Ustad Badrun menceritakan pengalamannyan saat berziarah ke Makam Mbah Yai Mustakim, untuk mencari washilah, ada kejadian aneh, ada interaksi metafisik, antara dirinya dengan ahli kubur. Saat kaki kanan Ustat Badrun menapak di area makam Mbah Yai Mustakim kakinya terasa menapak di Atas perahu, badan terasa di atas perahu yang ada dibtengah lautan.
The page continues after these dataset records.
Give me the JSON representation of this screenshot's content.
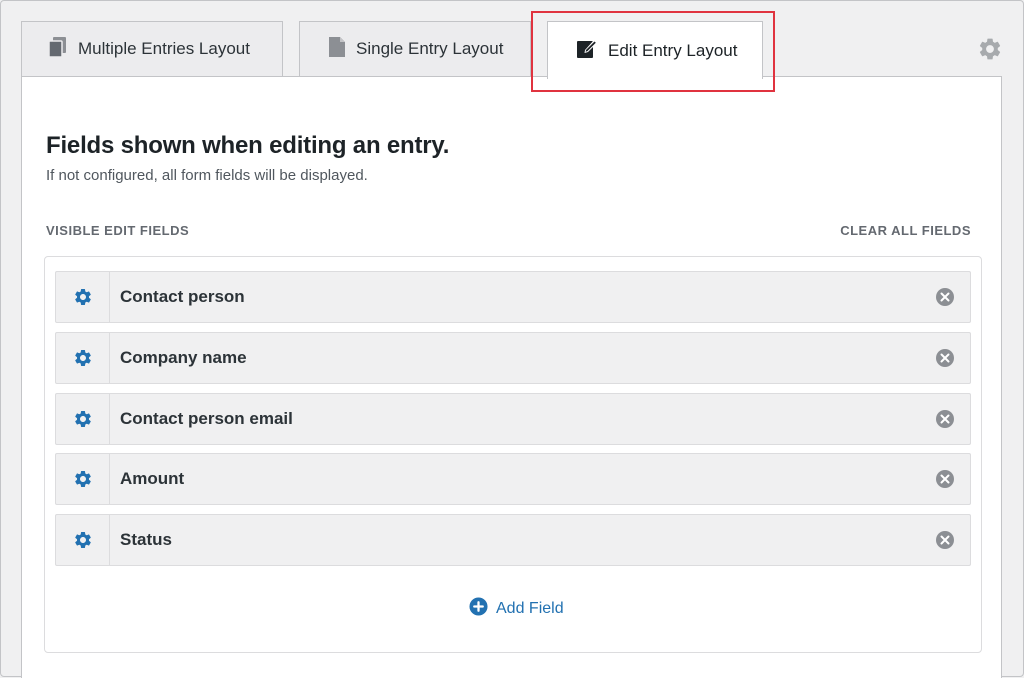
{
  "tabs": [
    {
      "label": "Multiple Entries Layout",
      "icon": "documents-icon"
    },
    {
      "label": "Single Entry Layout",
      "icon": "document-icon"
    },
    {
      "label": "Edit Entry Layout",
      "icon": "edit-icon",
      "active": true
    }
  ],
  "settings_icon": "gear-icon",
  "panel": {
    "heading": "Fields shown when editing an entry.",
    "subheading": "If not configured, all form fields will be displayed.",
    "section_label": "VISIBLE EDIT FIELDS",
    "clear_all_label": "CLEAR ALL FIELDS",
    "fields": [
      {
        "label": "Contact person"
      },
      {
        "label": "Company name"
      },
      {
        "label": "Contact person email"
      },
      {
        "label": "Amount"
      },
      {
        "label": "Status"
      }
    ],
    "add_field_label": "Add Field"
  },
  "colors": {
    "accent": "#2271b1",
    "highlight": "#e0333f",
    "remove_icon": "#8c8f94",
    "background": "#f0f0f1"
  }
}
" Kalau boleh saya cerita, mohon maaf ini di luar nalar, saya beberapa kali ketemu, dan pertama kali ketemu saya itu di makam Mbah Yai Mustakim. Jadi sewaktu saya masuk makam, kaki kanan menapak, saat itu kaki saya seperti menapak di perahu, ada gerakan seperti gelombang air, seolah-olah itu perahu di atas laut. Di tempat itu tidak ada kuburan, yang saat ini di bangun itu. Tidak ada patokan makam, yang ada dua anak kecil berpakaian putih-putih dan memakai kopiah putih. Ketika saya merangkang, dua anak ini di sisihkan oleh mbah Yai Mustakim. Terus saya salaman, di ajari suatu doa, sampai sekarang saya hafal dan alkhamdulillah saya amalkan sebaik-baik mungkin. Itu yang saya alami pertama kali, berikutnya di tempat lain, "Paparnya.

SUMBER PANAS WONG PULUNGAN BAROKAH
TONGKAT SAKTI NBAH YAI MUSTAKIM

Ternyata, kesaktian Tongkat Mbah Yai Mustakim terletak pada hati sang wali yang memang sangat suci, ketaatan, keimanan dan ketaqwaan Mbah Yai Mustakim pada Allah SWT sangatlah luar biasa.

Karena ibadah beliau inilah yang membuat Allah menurunkan barokah karomah pada tongkat Sakti. Hal ini pernah di buktikan oleh Didik Hartono saat dirinya mengali sumber air panas wong Pulungan, kurang lebih 200 meter dari Makam Mbah Yai Mustakim.

Tongkat Sakti tersebut di bawa Didik Hartono 6 bulan sebelum pencalonannya sebagai kepala desa Kepulungan sampai dirinya gali sumber air panas. Tongkat sakti tersebut selalu mendampinginya. 

Tongkat ia peroleh bukan karena keinginannya tetapi atas pemberian dari cucu Mbah Yai Mustakim, yaitu Ustadz Badrun.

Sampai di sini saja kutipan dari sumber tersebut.